On Tue, Sep 28, 2021 at 10:08:47PM -0600, Theo de Raadt wrote:
> the term "runaway ACPI" is not the best.  What is probably happening
> is a stuck interrupt.
>
> We continue to fight these.  Some of them are BIOS bugs, some are
> undocumented behaviours, sometimes AML parse errors in setting things
> up, and potentially a few are due to incorrect resume sequencing.

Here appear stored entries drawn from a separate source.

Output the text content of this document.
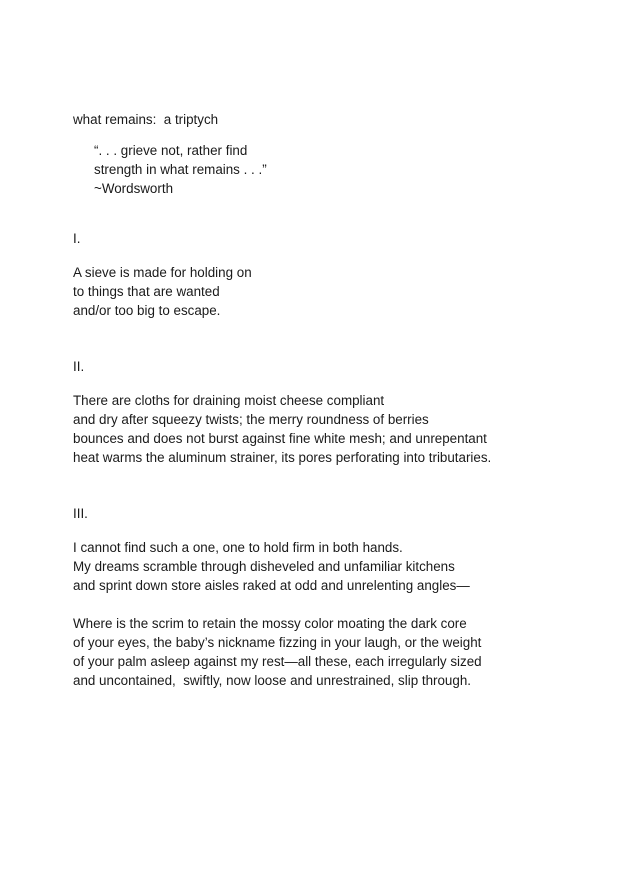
what remains:  a triptych
“. . . grieve not, rather find
strength in what remains . . .”
~Wordsworth
I.
A sieve is made for holding on
to things that are wanted
and/or too big to escape.
II.
There are cloths for draining moist cheese compliant
and dry after squeezy twists; the merry roundness of berries
bounces and does not burst against fine white mesh; and unrepentant
heat warms the aluminum strainer, its pores perforating into tributaries.
III.
I cannot find such a one, one to hold firm in both hands.
My dreams scramble through disheveled and unfamiliar kitchens
and sprint down store aisles raked at odd and unrelenting angles—
Where is the scrim to retain the mossy color moating the dark core
of your eyes, the baby’s nickname fizzing in your laugh, or the weight
of your palm asleep against my rest—all these, each irregularly sized
and uncontained,  swiftly, now loose and unrestrained, slip through.
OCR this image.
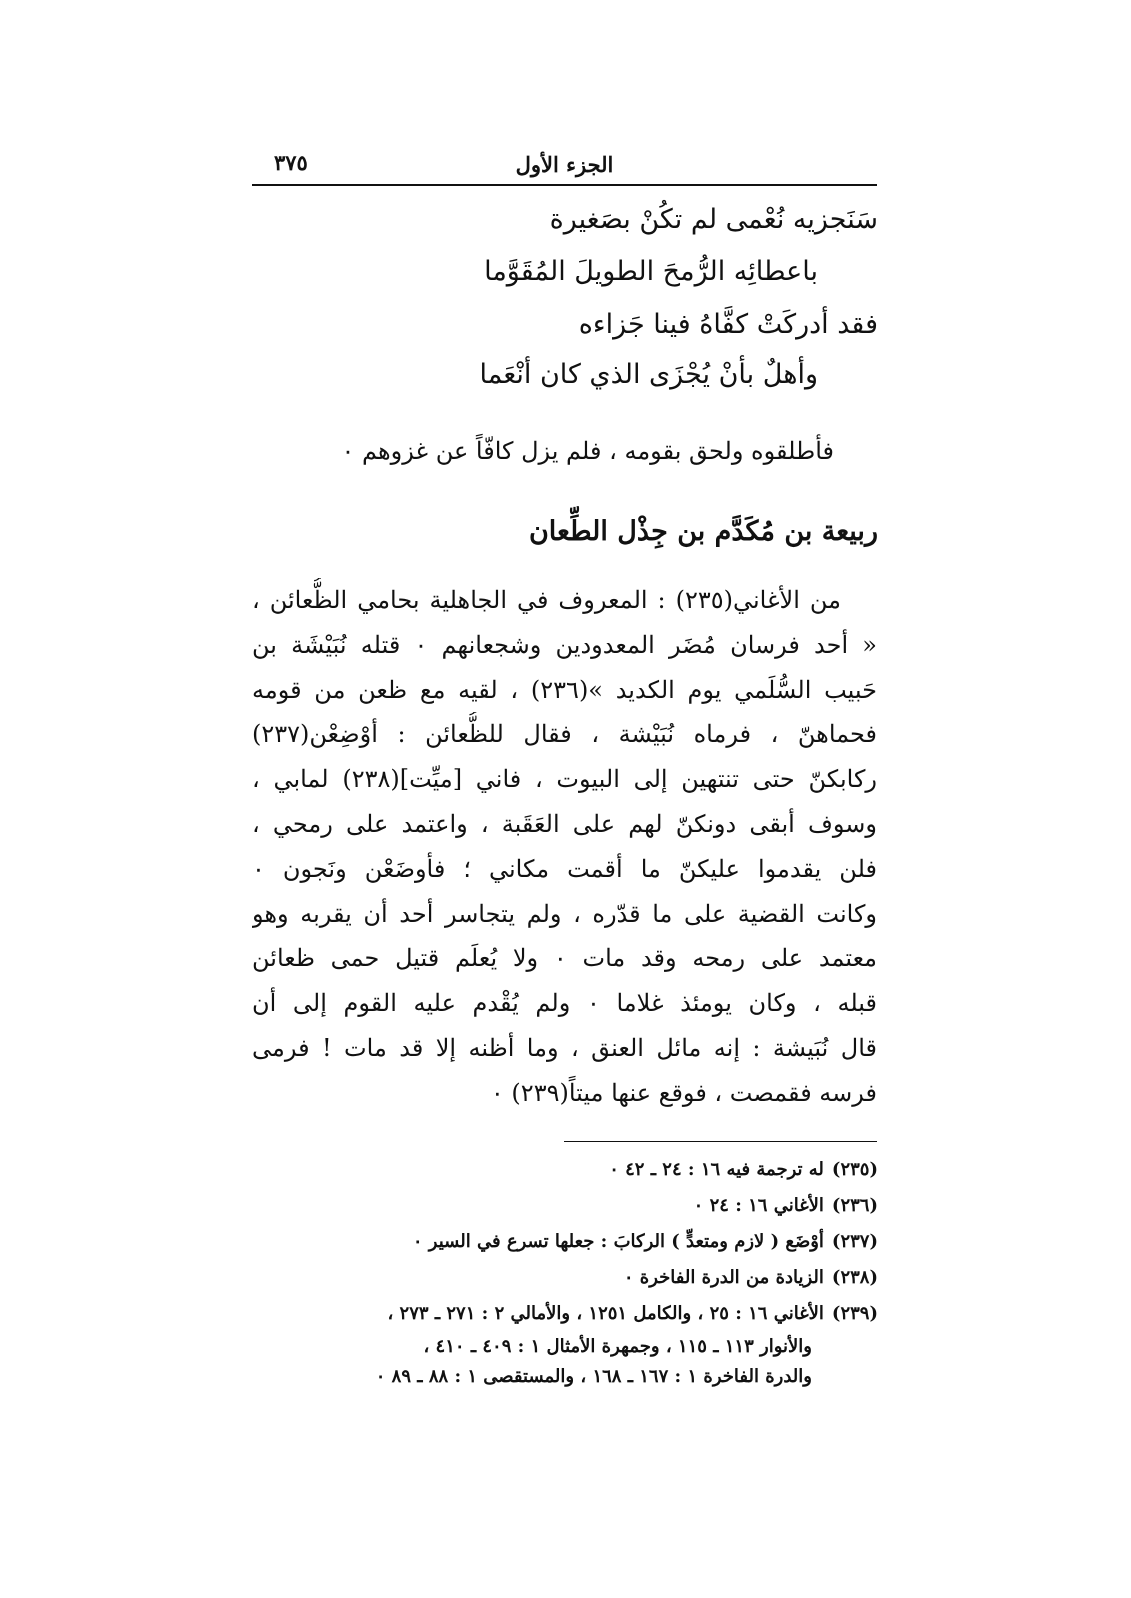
الجزء الأول
٣٧٥
سَنَجزيه نُعْمى لم تكُنْ بصَغيرة
باعطائِه الرُّمحَ الطويلَ المُقَوَّما
فقد أدركَتْ كفَّاهُ فينا جَزاءه
وأهلٌ بأنْ يُجْزَى الذي كان أنْعَما
فأطلقوه ولحق بقومه ، فلم يزل كافّاً عن غزوهم ٠
ربيعة بن مُكَدَّم بن جِذْل الطِّعان
من الأغاني(٢٣٥) : المعروف في الجاهلية بحامي الظُّعائن ،
« أحد فرسان مُضَر المعدودين وشجعانهم ٠ قتله نُبَيْشَة بن
حَبيب السُّلَمي يوم الكديد »(٢٣٦) ، لقيه مع ظعن من قومه
فحماهنّ ، فرماه نُبَيْشة ، فقال للظُّعائن : أوْضِعْن(٢٣٧)
ركابكنّ حتى تنتهين إلى البيوت ، فاني [ميِّت](٢٣٨) لمابي ،
وسوف أبقى دونكنّ لهم على العَقَبة ، واعتمد على رمحي ،
فلن يقدموا عليكنّ ما أقمت مكاني ؛ فأوضَعْن ونَجون ٠
وكانت القضية على ما قدّره ، ولم يتجاسر أحد أن يقربه وهو
معتمد على رمحه وقد مات ٠ ولا يُعلَم قتيل حمى ظعائن
قبله ، وكان يومئذ غلاما ٠ ولم يُقْدم عليه القوم إلى أن
قال نُبَيشة : إنه مائل العنق ، وما أظنه إلا قد مات ! فرمى
فرسه فقمصت ، فوقع عنها ميتاً(٢٣٩) ٠
(٢٣٥)له ترجمة فيه ١٦ : ٢٤ ـ ٤٢ ٠
(٢٣٦)الأغاني ١٦ : ٢٤ ٠
(٢٣٧)أوْضَع ( لازم ومتعدٍّ ) الركابَ : جعلها تسرع في السير ٠
(٢٣٨)الزيادة من الدرة الفاخرة ٠
(٢٣٩)الأغاني ١٦ : ٢٥ ، والكامل ١٢٥١ ، والأمالي ٢ : ٢٧١ ـ ٢٧٣ ،
والأنوار ١١٣ ـ ١١٥ ، وجمهرة الأمثال ١ : ٤٠٩ ـ ٤١٠ ،
والدرة الفاخرة ١ : ١٦٧ ـ ١٦٨ ، والمستقصى ١ : ٨٨ ـ ٨٩ ٠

> The suspend/resume specification is weak, and getting even weaker as
> time goes by and newer machines come out which are poorly tested by
> even the mainstream OS vendors.
>
> Jonathan Thornburg <jthorn4...@gmail.com> wrote:
>
> > After more experimentation, I find that the runaway ACPI process occurs
> > every time I suspend/resume (Fn-backspace).  (The system resumes fine
> > apart from the runaway ACPI process.)
> >
> > Is there any to kill or reset the kernel ACPI process short of rebooting?
> > /ps/ doen't see it, and /pkill/ (even /pkill -9/) has no effect.
>
> No you cannot kill kernel threads...
>
> > I will try compiling a custom kernel with ACPITHINKPAD_DEBUG defined
> > in /usr/src/sys/dev/acpi/acpithinkpad.c and see if that prints anything
> > interesting.  Are there any other particularly useful debugging things
> > I should explore to help track down the problem?
>
> There are a few people who have experience with this.  Maybe one of
> them will mail you privately.
>

If you build an ACPI_DEBUG kernel and zzz/un-zzz from the text console
(not X), you might see what GPE is stuck. it will probably be spewing tons
of debug output but maybe you can see which GPE it is.